The following is a preliminary schedule for CS 5083 Knowledge Discovery and Data Mining for Spring 2011. This schedule will be updated as the semester progresses. Also, although it is not listed on each day, there will be project discussions every class period.
Date | Topic | Due |
Jan 18 (Week 1) | What is data mining? Seminar style classes, project discussion | |
Jan 20 | Snow day! |
Project ideas |
Jan 25 (Week 2) | No class (Dr McGovern traveling) | |
Jan 27 | Is data mining just statistics?

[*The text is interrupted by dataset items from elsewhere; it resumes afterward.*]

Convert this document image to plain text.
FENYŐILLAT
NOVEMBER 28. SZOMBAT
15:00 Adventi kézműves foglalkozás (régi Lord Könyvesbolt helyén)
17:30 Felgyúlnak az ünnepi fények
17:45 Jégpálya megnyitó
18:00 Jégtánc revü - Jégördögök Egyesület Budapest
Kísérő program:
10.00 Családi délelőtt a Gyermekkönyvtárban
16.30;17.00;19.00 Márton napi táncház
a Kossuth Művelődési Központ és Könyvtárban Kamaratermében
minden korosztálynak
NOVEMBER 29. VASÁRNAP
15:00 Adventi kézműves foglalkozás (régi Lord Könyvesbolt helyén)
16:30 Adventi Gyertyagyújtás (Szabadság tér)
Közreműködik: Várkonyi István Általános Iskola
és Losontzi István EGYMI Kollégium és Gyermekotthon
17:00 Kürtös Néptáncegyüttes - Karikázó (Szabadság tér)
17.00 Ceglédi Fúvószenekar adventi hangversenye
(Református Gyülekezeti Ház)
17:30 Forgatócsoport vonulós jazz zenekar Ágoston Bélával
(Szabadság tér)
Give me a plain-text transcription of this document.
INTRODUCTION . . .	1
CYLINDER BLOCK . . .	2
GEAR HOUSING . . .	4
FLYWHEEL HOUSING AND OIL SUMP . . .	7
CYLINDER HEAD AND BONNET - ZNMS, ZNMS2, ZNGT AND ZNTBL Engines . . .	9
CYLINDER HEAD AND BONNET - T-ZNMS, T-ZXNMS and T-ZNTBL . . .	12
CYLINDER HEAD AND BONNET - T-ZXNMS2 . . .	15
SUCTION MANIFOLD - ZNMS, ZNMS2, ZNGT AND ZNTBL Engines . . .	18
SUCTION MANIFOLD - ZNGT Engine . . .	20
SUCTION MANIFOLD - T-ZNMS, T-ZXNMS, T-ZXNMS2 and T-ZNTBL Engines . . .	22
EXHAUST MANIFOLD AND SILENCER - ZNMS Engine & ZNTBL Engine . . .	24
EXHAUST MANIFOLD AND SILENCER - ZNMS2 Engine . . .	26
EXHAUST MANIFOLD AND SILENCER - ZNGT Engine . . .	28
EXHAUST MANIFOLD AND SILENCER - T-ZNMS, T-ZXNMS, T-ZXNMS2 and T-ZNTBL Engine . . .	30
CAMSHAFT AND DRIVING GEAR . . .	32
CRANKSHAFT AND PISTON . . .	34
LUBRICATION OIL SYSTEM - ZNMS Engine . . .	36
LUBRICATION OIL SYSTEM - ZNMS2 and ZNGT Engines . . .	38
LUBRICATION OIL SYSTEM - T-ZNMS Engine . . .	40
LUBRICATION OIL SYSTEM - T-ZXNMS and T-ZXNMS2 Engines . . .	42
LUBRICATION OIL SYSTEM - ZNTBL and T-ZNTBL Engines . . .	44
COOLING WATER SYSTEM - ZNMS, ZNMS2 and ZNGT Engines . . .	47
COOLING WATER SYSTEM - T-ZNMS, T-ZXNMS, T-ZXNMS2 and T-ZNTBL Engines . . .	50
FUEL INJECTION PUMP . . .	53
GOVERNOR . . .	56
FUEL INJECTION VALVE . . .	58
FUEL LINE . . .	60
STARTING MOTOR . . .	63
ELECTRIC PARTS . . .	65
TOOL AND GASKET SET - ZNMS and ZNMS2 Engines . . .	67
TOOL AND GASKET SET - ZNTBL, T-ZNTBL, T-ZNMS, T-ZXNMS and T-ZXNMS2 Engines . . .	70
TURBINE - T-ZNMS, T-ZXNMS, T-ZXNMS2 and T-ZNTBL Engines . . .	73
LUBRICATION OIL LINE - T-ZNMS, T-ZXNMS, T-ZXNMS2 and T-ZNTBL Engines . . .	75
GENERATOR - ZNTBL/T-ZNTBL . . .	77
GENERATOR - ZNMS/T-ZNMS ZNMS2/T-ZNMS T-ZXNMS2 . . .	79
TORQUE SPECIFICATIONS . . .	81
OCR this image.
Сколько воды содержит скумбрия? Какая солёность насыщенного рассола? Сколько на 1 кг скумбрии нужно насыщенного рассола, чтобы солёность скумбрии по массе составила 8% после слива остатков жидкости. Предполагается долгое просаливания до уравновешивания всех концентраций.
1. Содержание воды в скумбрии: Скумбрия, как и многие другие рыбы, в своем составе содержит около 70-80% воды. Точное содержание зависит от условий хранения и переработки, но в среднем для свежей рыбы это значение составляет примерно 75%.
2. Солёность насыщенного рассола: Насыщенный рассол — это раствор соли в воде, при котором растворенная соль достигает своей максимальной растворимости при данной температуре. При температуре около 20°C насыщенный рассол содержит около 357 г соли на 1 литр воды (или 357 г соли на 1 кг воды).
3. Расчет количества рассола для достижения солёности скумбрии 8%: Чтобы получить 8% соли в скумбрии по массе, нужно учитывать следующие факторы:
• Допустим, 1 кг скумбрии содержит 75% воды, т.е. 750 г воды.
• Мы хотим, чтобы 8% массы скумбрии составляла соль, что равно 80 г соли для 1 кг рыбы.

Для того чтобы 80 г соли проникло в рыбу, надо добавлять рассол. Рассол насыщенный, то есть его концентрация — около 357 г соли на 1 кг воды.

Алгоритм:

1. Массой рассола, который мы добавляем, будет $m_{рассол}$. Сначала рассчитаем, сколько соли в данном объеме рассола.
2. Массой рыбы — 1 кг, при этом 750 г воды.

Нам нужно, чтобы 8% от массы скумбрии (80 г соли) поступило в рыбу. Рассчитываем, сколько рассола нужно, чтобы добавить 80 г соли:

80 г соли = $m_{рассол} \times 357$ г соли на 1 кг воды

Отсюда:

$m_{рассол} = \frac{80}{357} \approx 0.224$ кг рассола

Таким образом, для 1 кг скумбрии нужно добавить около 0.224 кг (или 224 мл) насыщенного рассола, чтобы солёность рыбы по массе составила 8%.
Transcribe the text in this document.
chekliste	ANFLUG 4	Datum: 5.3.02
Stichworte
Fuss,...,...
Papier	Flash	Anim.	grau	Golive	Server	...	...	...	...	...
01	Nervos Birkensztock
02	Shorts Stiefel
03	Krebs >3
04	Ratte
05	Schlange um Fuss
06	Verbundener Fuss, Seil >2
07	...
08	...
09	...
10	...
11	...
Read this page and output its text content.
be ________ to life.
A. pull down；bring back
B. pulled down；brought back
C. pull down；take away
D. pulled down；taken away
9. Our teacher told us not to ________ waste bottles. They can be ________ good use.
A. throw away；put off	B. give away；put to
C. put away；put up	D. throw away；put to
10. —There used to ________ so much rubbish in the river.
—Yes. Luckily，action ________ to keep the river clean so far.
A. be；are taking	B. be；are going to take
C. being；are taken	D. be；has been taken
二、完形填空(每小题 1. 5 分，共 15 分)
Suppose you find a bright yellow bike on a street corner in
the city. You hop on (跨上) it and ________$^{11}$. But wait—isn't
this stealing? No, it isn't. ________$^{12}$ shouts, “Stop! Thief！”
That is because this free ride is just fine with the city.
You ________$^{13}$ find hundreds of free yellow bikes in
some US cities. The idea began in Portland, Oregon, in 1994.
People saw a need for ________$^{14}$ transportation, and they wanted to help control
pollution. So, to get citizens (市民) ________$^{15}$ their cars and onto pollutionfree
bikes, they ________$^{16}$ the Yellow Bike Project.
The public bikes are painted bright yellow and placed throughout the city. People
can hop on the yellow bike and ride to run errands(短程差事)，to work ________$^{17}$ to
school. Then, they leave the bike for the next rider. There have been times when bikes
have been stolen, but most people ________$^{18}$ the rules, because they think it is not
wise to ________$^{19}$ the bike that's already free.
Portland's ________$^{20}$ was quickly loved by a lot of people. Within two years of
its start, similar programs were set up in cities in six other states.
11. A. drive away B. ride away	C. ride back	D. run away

Project discussion, Barn-Raising paper, Statistics and Data Mining: Intersecting Disciplines | Project vote |
Feb 1 (Week 3) | Snow/Blizzard day! |
|
Feb 3 | Snow/Blizzard day! |
Papers on turbulence prediction on D2L, summary 1 |
Feb 8 (Week 4) | Fast Algorithms for Mining Association Rules | Summary 2 |
Feb 10 | Random Forests (full paper, wikipedia article, webpage describing the RF software) | Summary 3 |
Feb 15 (Week 5) | SVMs (see email) | Summary 4 |
Feb 17 | Bayesian Network paper on D2L | Summary 5 |
Feb 22 (Week 6) | 1st half of chapter 7 of Weka book (on D2L) | Project presentations |
Feb 24 | 2nd half of chapter 7 of Weka book (on D2L) | Summary 6 |
Mar 1 (Week 7) | A Complexity-Invariant Distance Measure for Time Series | Summary 7 |
Mar 3 | Time Series Shapelets: A New Primitive for Data Mining | Summary 8 |
Mar 8 (Week 8) | Exploiting Relational Structure to Understand Publication Patterns in High-Energy Physics | Summary 9 |
Mar 10 | Pick an paper from Eamonn Keogh | Summary 10 |
Mar 12-20 | Spring Break! |
|
Mar 22 (Week 9) | Netflix prize paper (pick one but this one seems good) | Summary 11, list of KDD/ICDM papers |
Mar 24 | Paper from KDD Cup 2007 | Summary 12 |
Mar 29 (Week 10) | Kim: Feature Shaping for Linear SVM Classifiers |
|
Mar 31 | Josh: Combining Predictions for Accurate Recommender Systems Shiblee: Applying Collaborative Filtering Techniques to Movie Search for Better Ranking and Browsing Daniel: Restricted Boltzmann Machines for Collaborative Filtering |
|
Apr 5 (Week 11) | Bei: Rotation Forest: A New Classifier Ensemble Method Diana: Ensemble Pruning via Individual Contribution Ordering Yujia: Mining Positive and Negative Patterns for Relevance Feature Discovery |
|
Apr 7 | Singular Value Decomposition. Read a tutorial (you can watch the Strang lecture on youtube or google for SVD tutorial - however you want to learn about them is fine). Also read Simon Funk's webpage on using them in netflix. | Summary 13 |
Apr 12 (Week 12) | Reducing the Dimensionality of Data with Neural Networks (and this is supporting/extra material if you want) and Rotation Forests (paper on D2L) | Summary 14 |
Apr 14 | A Combination of Boosting and Bagging for KDD Cup 2009 - Fast Scoring on a Large Database | Summary 15 |
Apr 19 (Week 13) | Machine learning from Imbalanced Data Sets 101 and Why Label when you can Search? Alternatives to Active Learning for Applying Human Resources to Build Classification Models Under Extreme Class Imbalance | Summary 16 |
Apr 21 | An Efficient Boosting Algorithm for Combining Preferences | Summary 17 |
Apr 26 (Week 14) | MapReduce: Simplified Data Processing on Large Clusters | Summary 18 |
Apr 28 | Resisting Structural Re-identification in Anonymized Social Networks | Summary 19 |
May 3 (Week 15) | Research the Vermont Law on Data Mining of prescription data and the related news articles and supreme court case and come prepared to discuss (quick news article link 1, and link 2) | |
May 5 | Final Project Presentations | |
May 12 | No final! |